Poco o nulla si sa di ER Jurken, se non che ha alle spalle un esordio uscito nel 2021, I Stand Corrected e che, stando alla riga (!) biografica fornita dalla sua etichetta, è nato a Milwaukee in un momento imprecisato tra la fine degli anni Settanta e l’inizio degli Ottanta.

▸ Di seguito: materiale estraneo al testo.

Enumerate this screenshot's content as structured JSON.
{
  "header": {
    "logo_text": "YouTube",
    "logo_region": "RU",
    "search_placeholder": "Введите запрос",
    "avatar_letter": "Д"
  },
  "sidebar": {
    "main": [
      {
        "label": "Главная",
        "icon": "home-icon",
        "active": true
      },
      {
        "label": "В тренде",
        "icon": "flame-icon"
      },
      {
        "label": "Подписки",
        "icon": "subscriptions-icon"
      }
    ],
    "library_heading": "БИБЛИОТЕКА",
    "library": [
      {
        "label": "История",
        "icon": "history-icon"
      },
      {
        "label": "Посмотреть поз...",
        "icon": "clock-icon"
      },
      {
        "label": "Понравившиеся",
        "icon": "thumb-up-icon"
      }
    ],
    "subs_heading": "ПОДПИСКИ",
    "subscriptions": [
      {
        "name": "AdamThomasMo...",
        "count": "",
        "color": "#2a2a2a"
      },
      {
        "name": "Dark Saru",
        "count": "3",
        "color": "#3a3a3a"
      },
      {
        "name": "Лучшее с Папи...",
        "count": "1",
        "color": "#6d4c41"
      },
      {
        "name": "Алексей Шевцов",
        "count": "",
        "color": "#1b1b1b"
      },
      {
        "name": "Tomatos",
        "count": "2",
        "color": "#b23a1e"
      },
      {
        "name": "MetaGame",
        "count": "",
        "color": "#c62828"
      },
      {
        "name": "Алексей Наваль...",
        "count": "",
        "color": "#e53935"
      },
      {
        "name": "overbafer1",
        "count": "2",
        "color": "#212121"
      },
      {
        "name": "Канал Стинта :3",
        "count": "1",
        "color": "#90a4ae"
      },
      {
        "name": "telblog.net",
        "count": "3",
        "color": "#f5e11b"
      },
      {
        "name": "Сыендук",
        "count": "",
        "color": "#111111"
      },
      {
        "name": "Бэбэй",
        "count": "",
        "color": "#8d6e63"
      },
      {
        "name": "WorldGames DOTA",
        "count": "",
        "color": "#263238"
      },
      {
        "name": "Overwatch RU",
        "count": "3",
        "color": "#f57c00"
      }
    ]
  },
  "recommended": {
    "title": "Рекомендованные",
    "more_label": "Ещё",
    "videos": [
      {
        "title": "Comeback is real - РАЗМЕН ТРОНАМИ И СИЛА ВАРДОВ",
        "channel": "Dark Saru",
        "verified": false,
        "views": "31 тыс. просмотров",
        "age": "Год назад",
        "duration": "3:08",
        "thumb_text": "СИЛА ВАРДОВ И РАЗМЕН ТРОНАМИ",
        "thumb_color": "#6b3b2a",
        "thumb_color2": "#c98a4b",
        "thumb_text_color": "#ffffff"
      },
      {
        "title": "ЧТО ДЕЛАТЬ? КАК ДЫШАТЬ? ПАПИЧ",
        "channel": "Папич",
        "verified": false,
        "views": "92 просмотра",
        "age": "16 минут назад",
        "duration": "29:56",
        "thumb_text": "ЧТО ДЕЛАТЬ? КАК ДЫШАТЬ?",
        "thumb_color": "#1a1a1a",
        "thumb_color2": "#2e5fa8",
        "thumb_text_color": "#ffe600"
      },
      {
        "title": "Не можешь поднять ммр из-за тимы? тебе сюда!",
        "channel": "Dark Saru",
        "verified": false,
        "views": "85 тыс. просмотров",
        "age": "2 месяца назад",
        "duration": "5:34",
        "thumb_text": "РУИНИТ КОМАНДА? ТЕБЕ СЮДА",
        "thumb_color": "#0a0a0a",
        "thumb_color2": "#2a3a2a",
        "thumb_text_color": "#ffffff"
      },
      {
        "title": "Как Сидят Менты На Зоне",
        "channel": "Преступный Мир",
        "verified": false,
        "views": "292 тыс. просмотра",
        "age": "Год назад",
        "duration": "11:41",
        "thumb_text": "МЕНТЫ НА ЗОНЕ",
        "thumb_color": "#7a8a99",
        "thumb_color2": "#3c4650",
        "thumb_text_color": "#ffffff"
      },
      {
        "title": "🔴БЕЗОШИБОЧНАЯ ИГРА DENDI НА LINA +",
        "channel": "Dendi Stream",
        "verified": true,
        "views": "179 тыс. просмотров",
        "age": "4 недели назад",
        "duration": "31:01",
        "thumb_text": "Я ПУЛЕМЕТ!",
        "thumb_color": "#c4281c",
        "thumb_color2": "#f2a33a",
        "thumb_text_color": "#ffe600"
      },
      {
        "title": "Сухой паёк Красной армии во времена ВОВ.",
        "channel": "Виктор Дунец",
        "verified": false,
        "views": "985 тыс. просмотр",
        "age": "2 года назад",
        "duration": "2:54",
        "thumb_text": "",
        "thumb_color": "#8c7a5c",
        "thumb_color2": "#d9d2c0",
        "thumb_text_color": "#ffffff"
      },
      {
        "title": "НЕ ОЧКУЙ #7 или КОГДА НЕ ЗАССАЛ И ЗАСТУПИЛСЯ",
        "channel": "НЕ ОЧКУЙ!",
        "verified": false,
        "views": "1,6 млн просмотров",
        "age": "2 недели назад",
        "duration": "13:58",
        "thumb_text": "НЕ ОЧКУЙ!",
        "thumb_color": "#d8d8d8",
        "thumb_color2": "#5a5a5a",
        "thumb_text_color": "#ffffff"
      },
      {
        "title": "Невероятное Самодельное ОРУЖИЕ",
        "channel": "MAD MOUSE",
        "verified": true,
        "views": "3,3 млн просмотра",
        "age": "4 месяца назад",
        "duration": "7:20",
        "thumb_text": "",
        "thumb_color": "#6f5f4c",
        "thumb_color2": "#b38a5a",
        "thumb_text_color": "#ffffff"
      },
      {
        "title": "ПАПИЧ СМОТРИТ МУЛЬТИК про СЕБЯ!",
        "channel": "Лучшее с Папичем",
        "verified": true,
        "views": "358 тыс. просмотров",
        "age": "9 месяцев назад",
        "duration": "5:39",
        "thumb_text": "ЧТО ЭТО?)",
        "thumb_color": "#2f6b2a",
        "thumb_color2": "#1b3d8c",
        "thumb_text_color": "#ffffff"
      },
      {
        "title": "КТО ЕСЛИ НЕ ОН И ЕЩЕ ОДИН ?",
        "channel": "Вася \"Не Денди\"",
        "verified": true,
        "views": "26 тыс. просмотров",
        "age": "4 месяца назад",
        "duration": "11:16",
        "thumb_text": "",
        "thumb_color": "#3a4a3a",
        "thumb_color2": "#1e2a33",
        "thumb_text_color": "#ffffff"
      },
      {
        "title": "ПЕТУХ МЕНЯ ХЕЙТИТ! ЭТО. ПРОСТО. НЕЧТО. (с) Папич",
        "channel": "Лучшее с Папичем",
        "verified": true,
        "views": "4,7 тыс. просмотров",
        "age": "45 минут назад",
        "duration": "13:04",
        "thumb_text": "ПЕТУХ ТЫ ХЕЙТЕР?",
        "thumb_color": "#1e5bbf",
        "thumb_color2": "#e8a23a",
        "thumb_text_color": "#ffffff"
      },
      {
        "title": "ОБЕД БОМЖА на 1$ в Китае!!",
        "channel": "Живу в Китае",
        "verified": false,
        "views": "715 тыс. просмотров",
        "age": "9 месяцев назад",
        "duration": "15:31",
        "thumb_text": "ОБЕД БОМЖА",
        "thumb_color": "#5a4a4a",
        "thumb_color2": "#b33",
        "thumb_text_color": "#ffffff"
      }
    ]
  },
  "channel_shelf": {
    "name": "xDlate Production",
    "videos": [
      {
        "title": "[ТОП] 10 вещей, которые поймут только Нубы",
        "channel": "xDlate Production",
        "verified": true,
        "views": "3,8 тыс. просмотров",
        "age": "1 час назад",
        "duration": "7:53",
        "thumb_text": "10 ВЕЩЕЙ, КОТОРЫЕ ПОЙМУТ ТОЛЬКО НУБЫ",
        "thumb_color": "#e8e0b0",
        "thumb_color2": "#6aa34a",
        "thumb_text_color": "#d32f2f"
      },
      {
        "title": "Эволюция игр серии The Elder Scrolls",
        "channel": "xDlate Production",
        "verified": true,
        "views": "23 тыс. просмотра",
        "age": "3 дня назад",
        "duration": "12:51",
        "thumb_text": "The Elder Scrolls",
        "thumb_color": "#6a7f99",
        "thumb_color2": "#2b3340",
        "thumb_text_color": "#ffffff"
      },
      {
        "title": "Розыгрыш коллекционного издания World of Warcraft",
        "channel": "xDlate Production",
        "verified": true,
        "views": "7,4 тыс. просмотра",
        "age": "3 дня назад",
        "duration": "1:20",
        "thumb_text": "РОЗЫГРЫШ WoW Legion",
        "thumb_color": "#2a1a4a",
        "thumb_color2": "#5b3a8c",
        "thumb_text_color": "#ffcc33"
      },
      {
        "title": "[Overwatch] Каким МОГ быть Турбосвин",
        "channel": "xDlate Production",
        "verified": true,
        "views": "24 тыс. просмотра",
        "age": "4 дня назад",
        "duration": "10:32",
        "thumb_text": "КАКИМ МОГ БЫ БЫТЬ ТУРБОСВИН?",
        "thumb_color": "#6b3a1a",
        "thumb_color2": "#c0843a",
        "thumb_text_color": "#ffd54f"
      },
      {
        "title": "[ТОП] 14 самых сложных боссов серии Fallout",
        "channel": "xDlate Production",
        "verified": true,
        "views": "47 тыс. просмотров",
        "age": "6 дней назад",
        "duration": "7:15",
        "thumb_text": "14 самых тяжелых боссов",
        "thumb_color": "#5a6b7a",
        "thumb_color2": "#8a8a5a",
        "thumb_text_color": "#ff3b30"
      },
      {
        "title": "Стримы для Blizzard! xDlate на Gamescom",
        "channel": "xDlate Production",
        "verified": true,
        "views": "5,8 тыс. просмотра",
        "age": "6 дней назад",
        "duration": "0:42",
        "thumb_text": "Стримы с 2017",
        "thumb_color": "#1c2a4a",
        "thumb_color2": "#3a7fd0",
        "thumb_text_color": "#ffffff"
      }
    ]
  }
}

Fine.

Cinque anni dopo, il suo nome misterioso torna associato a un secondo album dal titolo in odor di saga, To Be Continued, in cui viene abbandonato l’impianto solitario, casalingo e sottilmente weird del primo lavoro – che a qualcuno ha fatto venire in mente Daniel Johnston, pur se alla lontana – per una produzione di più alto profilo in quel di Chicago che prevede la partecipazione di una band (i Junegrass), arrangiamenti di archi e fiati (a cura di Paul Von Mertens, compositore che nel curriculum ha arrangiamenti per i Beach Boys) e l’incisione – garanzia delle garanzie – agli studi Loft dei Wilco.

Una scarsità/essenzialità di informazioni a cui compensa la ricchezza di una musica che sfoggia, con padronanza e naturalezza, una devozione assoluta all’idea di pop e alle potenzialità espressive e stilistiche di una canzone, in una visione artistica completa, matura, eclettica e personale; anche se non abbiamo idea da dove sia venuto questo signore dall’aria assolutamente ordinaria, questi undici episodi lasciano pochi dubbi su dove sia arrivato, a partire dall’ariosità di In Monterey fino alla sublime solennità orchestrale della title track, passando per ogni cosa che sta nel mezzo (So Surprise, A Good Place to Fall, Morning Paper, Mighty and Concealed – tutte a loro modo highlight).

Con un approccio gustosamente barocco (quando non proprio camp: vedi I Do che fa pensare, insieme!, a Abba e Comes A Time), Jurken sfoggia di saper padroneggiare una grande varietà di stili (dal country al folk all’indie rock anni ’90 e ‘00, passando per inevitabili classicismi beatlesiani) unita a un genuino talento melodico e lirico: la grana è quella dei vari Sufjan Stevens, Elliott Smith e Sparklehorse, se volete capire esattamente con cosa abbiamo che fare – o, se preferite, un John Grant che si fa ancora accompagnare dai Midlake o un BC Camplight malinconico ancorché tormentato.

Quello che però caratterizza il tutto e salta davvero all’orecchio è una vocalità che non può lasciare indifferenti: un registro tenorile e un falsetto del tutto naturale, senza affettazioni, a metà tra il giovane Neil Young e il Tim Buckley dei primi due album, messi al servizio non solo delle linee principali ma di un’orchestra di armonie, cori e sovraincisioni vocali che sono il vero valore aggiunto di questi già gustosi arrangiamenti (se vi piacciono i lalala, siete nel posto giusto). Il titolo del disco, a questo punto, è da intendersi come un auspicio: si continui pure, ne vogliamo ancora, grazie.